When it comes to saving, there was always that handful of kids at school who smugly paid their pocket money into their building society every week while everyone elses got blown on sweets. If you never saw the point of saving, or you’ve got out of the habit over the years, don’t worry. It’s easy to get started! These are my tips on how to get into the routine of saving.
Tip 1: Don’t save if you’re paying off expensive debt
I don’t like to start with a reason not to save, but if you owe money on store cards, credit cards or high-interest loans, it’s much better to pay them off first and then begin saving. It will save you interest and you'll start with a clean slate.

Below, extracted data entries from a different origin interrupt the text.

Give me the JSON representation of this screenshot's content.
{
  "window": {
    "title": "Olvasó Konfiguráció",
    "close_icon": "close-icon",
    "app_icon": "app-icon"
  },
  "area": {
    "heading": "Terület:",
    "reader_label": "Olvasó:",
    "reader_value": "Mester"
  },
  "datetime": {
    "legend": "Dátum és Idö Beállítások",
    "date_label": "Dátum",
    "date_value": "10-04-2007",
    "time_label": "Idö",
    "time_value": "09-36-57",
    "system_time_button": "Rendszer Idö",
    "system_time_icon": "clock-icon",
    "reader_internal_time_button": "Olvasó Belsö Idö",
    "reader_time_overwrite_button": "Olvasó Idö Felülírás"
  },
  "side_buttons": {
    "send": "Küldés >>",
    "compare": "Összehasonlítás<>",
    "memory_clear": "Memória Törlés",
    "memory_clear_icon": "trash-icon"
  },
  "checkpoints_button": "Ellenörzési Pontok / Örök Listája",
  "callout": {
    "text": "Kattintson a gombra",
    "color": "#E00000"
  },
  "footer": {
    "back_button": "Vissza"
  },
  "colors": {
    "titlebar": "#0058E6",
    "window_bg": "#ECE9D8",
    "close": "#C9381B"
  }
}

Tip 2: Work out what you can save
Let’s face it, we don’t have to look too hard to find something more exciting to do with our money than saving. But don’t let that put you off.

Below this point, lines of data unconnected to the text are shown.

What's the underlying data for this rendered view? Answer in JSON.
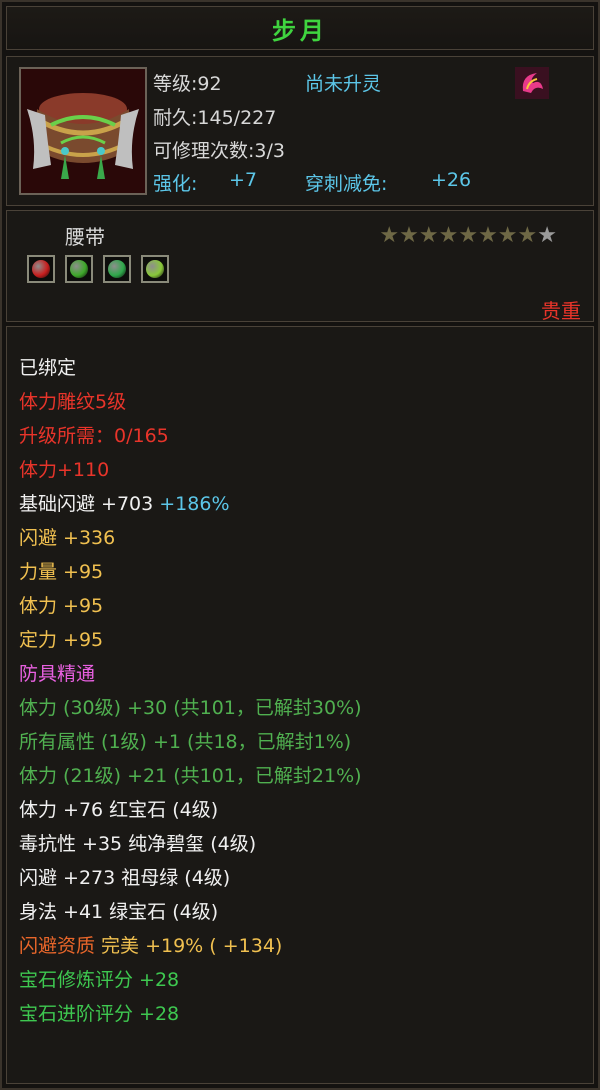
{
  "title": "步月",
  "item": {
    "level": "等级:92",
    "spirit": "尚未升灵",
    "durability": "耐久:145/227",
    "repairs": "可修理次数:3/3",
    "enhance_label": "强化:",
    "enhance_value": "+7",
    "pierce_label": "穿刺减免:",
    "pierce_value": "+26",
    "type": "腰带",
    "rarity": "贵重"
  },
  "stars": {
    "filled": 8,
    "total": 9
  },
  "gems": [
    {
      "name": "red-gem-icon",
      "color": "#c81e1e"
    },
    {
      "name": "green-gem-icon",
      "color": "#3ea82a"
    },
    {
      "name": "green-gem-icon",
      "color": "#2ea84a"
    },
    {
      "name": "emerald-gem-icon",
      "color": "#8ac83a"
    }
  ],
  "lines": [
    {
      "segments": [
        {
          "text": "已绑定",
          "cls": "c-white"
        }
      ]
    },
    {
      "segments": [
        {
          "text": "体力雕纹5级",
          "cls": "c-red"
        }
      ]
    },
    {
      "segments": [
        {
          "text": "升级所需：0/165",
          "cls": "c-red"
        }
      ]
    },
    {
      "segments": [
        {
          "text": "体力+110",
          "cls": "c-red"
        }
      ]
    },
    {
      "segments": [
        {
          "text": "基础闪避 +703 ",
          "cls": "c-white"
        },
        {
          "text": "+186%",
          "cls": "c-cyan"
        }
      ]
    },
    {
      "segments": [
        {
          "text": "闪避 +336",
          "cls": "c-orange"
        }
      ]
    },
    {
      "segments": [
        {
          "text": "力量 +95",
          "cls": "c-orange"
        }
      ]
    },
    {
      "segments": [
        {
          "text": "体力 +95",
          "cls": "c-orange"
        }
      ]
    },
    {
      "segments": [
        {
          "text": "定力 +95",
          "cls": "c-orange"
        }
      ]
    },
    {
      "segments": [
        {
          "text": "防具精通",
          "cls": "c-pink"
        }
      ]
    },
    {
      "segments": [
        {
          "text": "体力 (30级) +30 (共101，已解封30%)",
          "cls": "c-greendim"
        }
      ]
    },
    {
      "segments": [
        {
          "text": "所有属性 (1级) +1 (共18，已解封1%)",
          "cls": "c-greendim"
        }
      ]
    },
    {
      "segments": [
        {
          "text": "体力 (21级) +21 (共101，已解封21%)",
          "cls": "c-greendim"
        }
      ]
    },
    {
      "segments": [
        {
          "text": "体力 +76  红宝石 (4级)",
          "cls": "c-white"
        }
      ]
    },
    {
      "segments": [
        {
          "text": "毒抗性 +35  纯净碧玺 (4级)",
          "cls": "c-white"
        }
      ]
    },
    {
      "segments": [
        {
          "text": "闪避 +273  祖母绿 (4级)",
          "cls": "c-white"
        }
      ]
    },
    {
      "segments": [
        {
          "text": "身法 +41  绿宝石 (4级)",
          "cls": "c-white"
        }
      ]
    },
    {
      "segments": [
        {
          "text": "闪避资质  ",
          "cls": "c-orred"
        },
        {
          "text": "完美 +19% ( +134)",
          "cls": "c-orange"
        }
      ]
    },
    {
      "segments": [
        {
          "text": "宝石修炼评分 +28",
          "cls": "c-green"
        }
      ]
    },
    {
      "segments": [
        {
          "text": "宝石进阶评分 +28",
          "cls": "c-green"
        }
      ]
    }
  ]
}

The trick is to perform a bit of gentle psychological repositioning. Don’t focus on the fact you’re ‘saving’ or that you’ll have a bit less to spend each month. Instead look at what you’ll be able to do if you have some savings in the bank.

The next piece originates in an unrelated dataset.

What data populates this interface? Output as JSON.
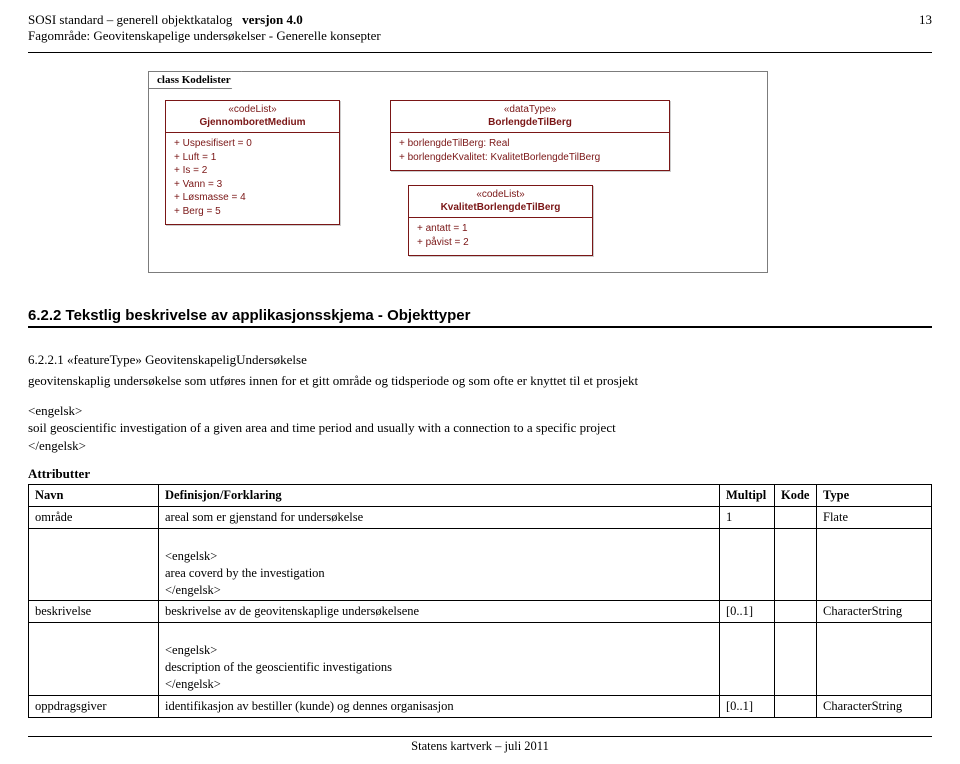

These steps will help you work out how much to save:
Step 1: Make a list of things you’d like to do if you had savings – maybe it’s going to a weekend festival, going on holiday, or a getting a deposit for a car – or just having cash for emergency expenses (Not so much fun, but they happen to the best of us). Think big! If you’ve got something in mind that you know you’ll love, it makes putting that money away so much easier.
Step 2: Put them in order of which you want to save for first.
Step 3: Do some research on how much you’ll need to save and, ideally, when you’d like the money by. A deadline can be a real motivator.
Once you know what you’re saving for, work out how much you can save each month. It’s still worth doing even if you think you can only afford to save a little. Look after the pennies and the pounds will take care of themselves, as everyone’s granny used to say.
Tip 3: Work out where you can make cutbacks
Be honest: there are probably things you’re buying that you could get for less (who doesn’t love a bargain?), or money you’re spending on treats that you can cut back on.
If you cut out a £2 coffee every day at work, for example, you could save almost £500 a year. And a blow-the-budget £3.50 drink daily would add up to £800 at the end of the year! Cutting that spending in half would free up £400 for your savings pot.
If you have no idea where your money goes, keep a spending diary (you can do this on your phone) or use a budgeting app. Just make a note of what you spend and what you buy and you’ll soon get a handle on your expenses.
Tip 4: Find an account that helps you to save
There’s no getting away from the fact that interest rates are low at the moment. But the main reason to start saving is to have some money when you need it.
It’s definitely a good idea to compare accounts, using price comparison sites, to see how much interest you could earn.
Some banks pay a good rate of interest on current accounts, if you’re in credit. This works well as a savings account as long as you’re disciplined but not if you spend money as soon as you have it!
Tip 5: Set up a standing order
A standing order lets you pay a set amount from your account regularly (normally every month). You can let it run for a fixed period of time, such as a year, or to last until you cancel it. Set it up so the money leaves your account just after you’ve been paid and you’ll be less likely to even notice it’s gone.
Tip 6: Switch to the best rate once you’ve saved £1,000
Shop around using price comparison sites once you’ve been saving for a year or have £1,000 in your account (whichever comes first). That’s when having an account paying the highest interest rate will start to make a difference.
So that’s that: you now know everything you need to become a regular saver. Give yourself a pat on the back (you can even let yourself feel a little smug..!)
Before making financial decisions always do research, or talk to a financial adviser. Views are those of our mentors and customers and do not constitute financial advice.